CheckKernel (original) (raw)
Class for examining the capabilities and finding problems with kernels. If you implement an kernels using the WEKA.libraries, you should run the checks on it to ensure robustness and correct operation. Passing all the tests of this object does not mean bugs in the kernels don't exist, but this will help find some common ones.
Typical usage:
java weka.classifiers.functions.supportVector.CheckKernel -W kernel_name -- kernel_options
CheckKernel reports on the following:
- Kernel abilities
- Possible command line options to the kernels
- Whether the kernels can predict nominal, numeric, string, date or relational class attributes.

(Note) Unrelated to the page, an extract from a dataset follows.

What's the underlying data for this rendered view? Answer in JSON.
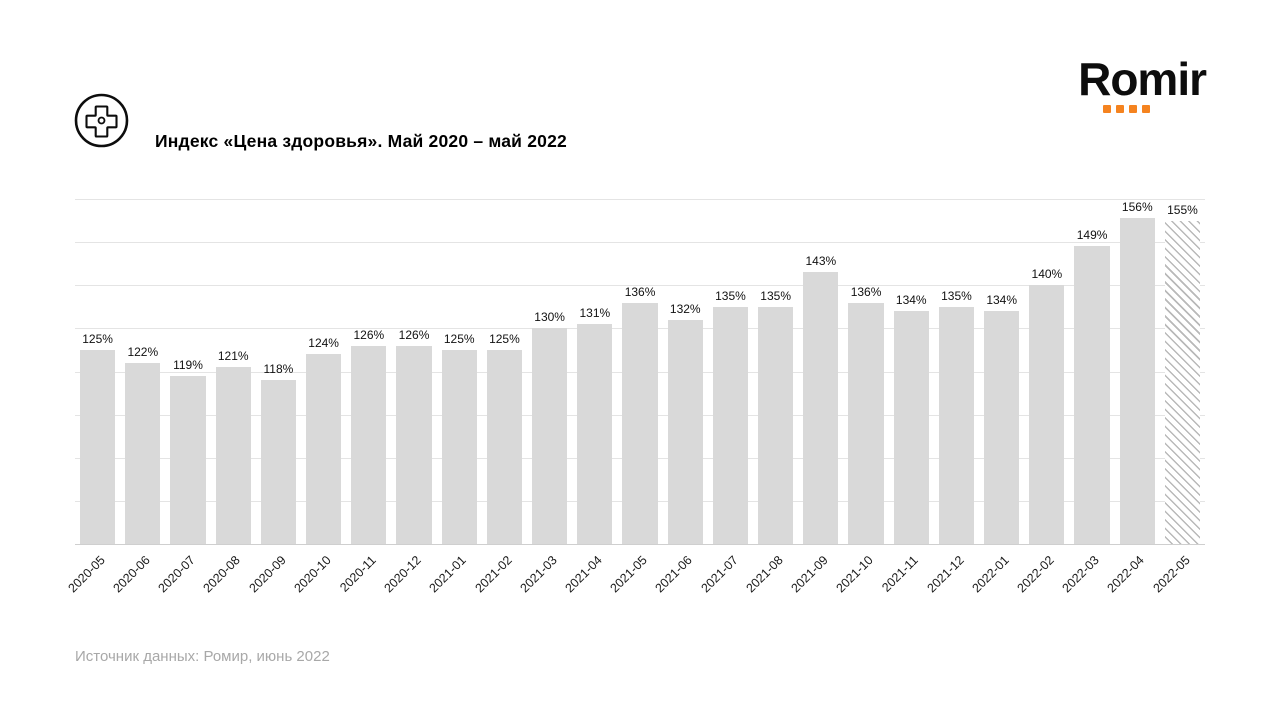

- Whether the kernels can handle numeric predictor attributes
- Whether the kernels can handle nominal predictor attributes
- Whether the kernels can handle string predictor attributes
- Whether the kernels can handle date predictor attributes
- Whether the kernels can handle relational predictor attributes
- Whether the kernels can handle multi-instance data
- Whether the kernels can handle missing predictor values
- Whether the kernels can handle missing class values
- Whether a nominal kernels only handles 2 class problems
- Whether the kernels can handle instance weights
- Correct functioning
- Correct initialisation during buildKernel (i.e. no result changes when buildKernel called repeatedly)

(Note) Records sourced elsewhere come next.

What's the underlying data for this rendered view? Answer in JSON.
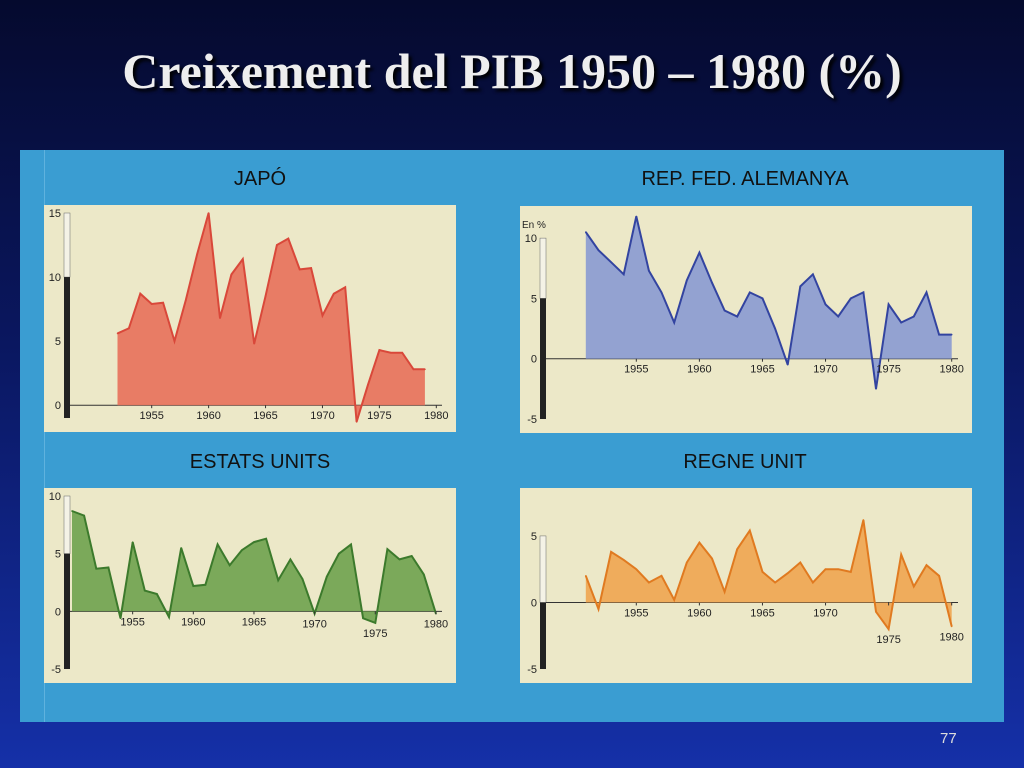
{
  "slide": {
    "title": "Creixement del PIB 1950 – 1980 (%)",
    "page_number": "77"
  },
  "chart_data": [
    {
      "type": "area",
      "title": "JAPÓ",
      "color": "#e8705a",
      "line_color": "#d9483a",
      "ylim": [
        -1,
        15
      ],
      "yticks": [
        0,
        5,
        10,
        15
      ],
      "xlim": [
        1948,
        1980.5
      ],
      "xticks": [
        1955,
        1960,
        1965,
        1970,
        1975,
        1980
      ],
      "unit_label": "",
      "x": [
        1952,
        1953,
        1954,
        1955,
        1956,
        1957,
        1958,
        1959,
        1960,
        1961,
        1962,
        1963,
        1964,
        1965,
        1966,
        1967,
        1968,
        1969,
        1970,
        1971,
        1972,
        1973,
        1974,
        1975,
        1976,
        1977,
        1978,
        1979
      ],
      "values": [
        5.6,
        6.0,
        8.7,
        7.9,
        8.0,
        5.0,
        8.2,
        11.8,
        15.0,
        6.8,
        10.2,
        11.4,
        4.8,
        8.5,
        12.5,
        13.0,
        10.6,
        10.7,
        7.0,
        8.7,
        9.2,
        -1.3,
        1.6,
        4.3,
        4.1,
        4.1,
        2.8,
        2.8
      ]
    },
    {
      "type": "area",
      "title": "REP. FED. ALEMANYA",
      "color": "#8a9ad2",
      "line_color": "#3344a0",
      "ylim": [
        -5,
        12
      ],
      "yticks": [
        -5,
        0,
        5,
        10
      ],
      "xlim": [
        1948,
        1980.5
      ],
      "xticks": [
        1955,
        1960,
        1965,
        1970,
        1975,
        1980
      ],
      "unit_label": "En %",
      "x": [
        1951,
        1952,
        1953,
        1954,
        1955,
        1956,
        1957,
        1958,
        1959,
        1960,
        1961,
        1962,
        1963,
        1964,
        1965,
        1966,
        1967,
        1968,
        1969,
        1970,
        1971,
        1972,
        1973,
        1974,
        1975,
        1976,
        1977,
        1978,
        1979,
        1980
      ],
      "values": [
        10.5,
        9.0,
        8.0,
        7.0,
        11.8,
        7.3,
        5.5,
        3.0,
        6.5,
        8.8,
        6.3,
        4.0,
        3.5,
        5.5,
        5.0,
        2.5,
        -0.5,
        6.0,
        7.0,
        4.5,
        3.5,
        5.0,
        5.5,
        -2.5,
        4.5,
        3.0,
        3.5,
        5.5,
        2.0,
        2.0
      ]
    },
    {
      "type": "area",
      "title": "ESTATS UNITS",
      "color": "#6fa24e",
      "line_color": "#3c7a2c",
      "ylim": [
        -5,
        10
      ],
      "yticks": [
        -5,
        0,
        5,
        10
      ],
      "xlim": [
        1950,
        1980.5
      ],
      "xticks": [
        1955,
        1960,
        1965,
        1970,
        1975,
        1980
      ],
      "unit_label": "",
      "x": [
        1950,
        1951,
        1952,
        1953,
        1954,
        1955,
        1956,
        1957,
        1958,
        1959,
        1960,
        1961,
        1962,
        1963,
        1964,
        1965,
        1966,
        1967,
        1968,
        1969,
        1970,
        1971,
        1972,
        1973,
        1974,
        1975,
        1976,
        1977,
        1978,
        1979,
        1980
      ],
      "values": [
        8.7,
        8.3,
        3.7,
        3.8,
        -0.6,
        6.0,
        1.8,
        1.5,
        -0.5,
        5.5,
        2.2,
        2.3,
        5.8,
        4.0,
        5.3,
        6.0,
        6.3,
        2.7,
        4.5,
        2.8,
        -0.2,
        3.0,
        5.0,
        5.8,
        -0.6,
        -1.0,
        5.4,
        4.5,
        4.8,
        3.2,
        -0.2
      ]
    },
    {
      "type": "area",
      "title": "REGNE UNIT",
      "color": "#f0a550",
      "line_color": "#e07a20",
      "ylim": [
        -5,
        8
      ],
      "yticks": [
        -5,
        0,
        5
      ],
      "xlim": [
        1948,
        1980.5
      ],
      "xticks": [
        1955,
        1960,
        1965,
        1970,
        1975,
        1980
      ],
      "unit_label": "",
      "x": [
        1951,
        1952,
        1953,
        1954,
        1955,
        1956,
        1957,
        1958,
        1959,
        1960,
        1961,
        1962,
        1963,
        1964,
        1965,
        1966,
        1967,
        1968,
        1969,
        1970,
        1971,
        1972,
        1973,
        1974,
        1975,
        1976,
        1977,
        1978,
        1979,
        1980
      ],
      "values": [
        2.0,
        -0.5,
        3.8,
        3.2,
        2.5,
        1.5,
        2.0,
        0.2,
        3.0,
        4.5,
        3.3,
        0.8,
        4.0,
        5.4,
        2.3,
        1.5,
        2.2,
        3.0,
        1.5,
        2.5,
        2.5,
        2.3,
        6.2,
        -0.7,
        -2.0,
        3.6,
        1.2,
        2.8,
        2.0,
        -1.8
      ]
    }
  ]
}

- Whether the kernels alters the data passed to it (number of instances, instance order, instance weights, etc)
- Degenerate cases
- building kernels with zero training instances
- all but one predictor attribute values missing
- all predictor attribute values missing
- all but one class values missing
- all class values missing
Running CheckKernel with the debug option set will output the training and test datasets for any failed tests.
The weka.classifiers.AbstractKernelTest
uses this class to test all the kernels. Any changes here, have to be checked in that abstract test class, too.
Valid options are:
-D Turn on debugging output.
-S Silent mode - prints nothing to stdout.
-N The number of instances in the datasets (default 20).
-nominal The number of nominal attributes (default 2).
-nominal-values The number of values for nominal attributes (default 1).
-numeric The number of numeric attributes (default 1).
-string The number of string attributes (default 1).
-date The number of date attributes (default 1).
-relational The number of relational attributes (default 1).
-num-instances-relational The number of instances in relational/bag attributes (default 10).
-words The words to use in string attributes.
-word-separators The word separators to use in string attributes.
-W Full name of the kernel analysed. eg: weka.classifiers.functions.supportVector.RBFKernel (default weka.classifiers.functions.supportVector.RBFKernel)
Options specific to kernel weka.classifiers.functions.supportVector.RBFKernel:
-D Enables debugging output (if available) to be printed. (default: off)
-no-checks Turns off all checks - use with caution! (default: checks on)
-C The size of the cache (a prime number), 0 for full cache and -1 to turn it off. (default: 250007)
-G The Gamma parameter. (default: 0.01)
Options after -- are passed to the designated kernel.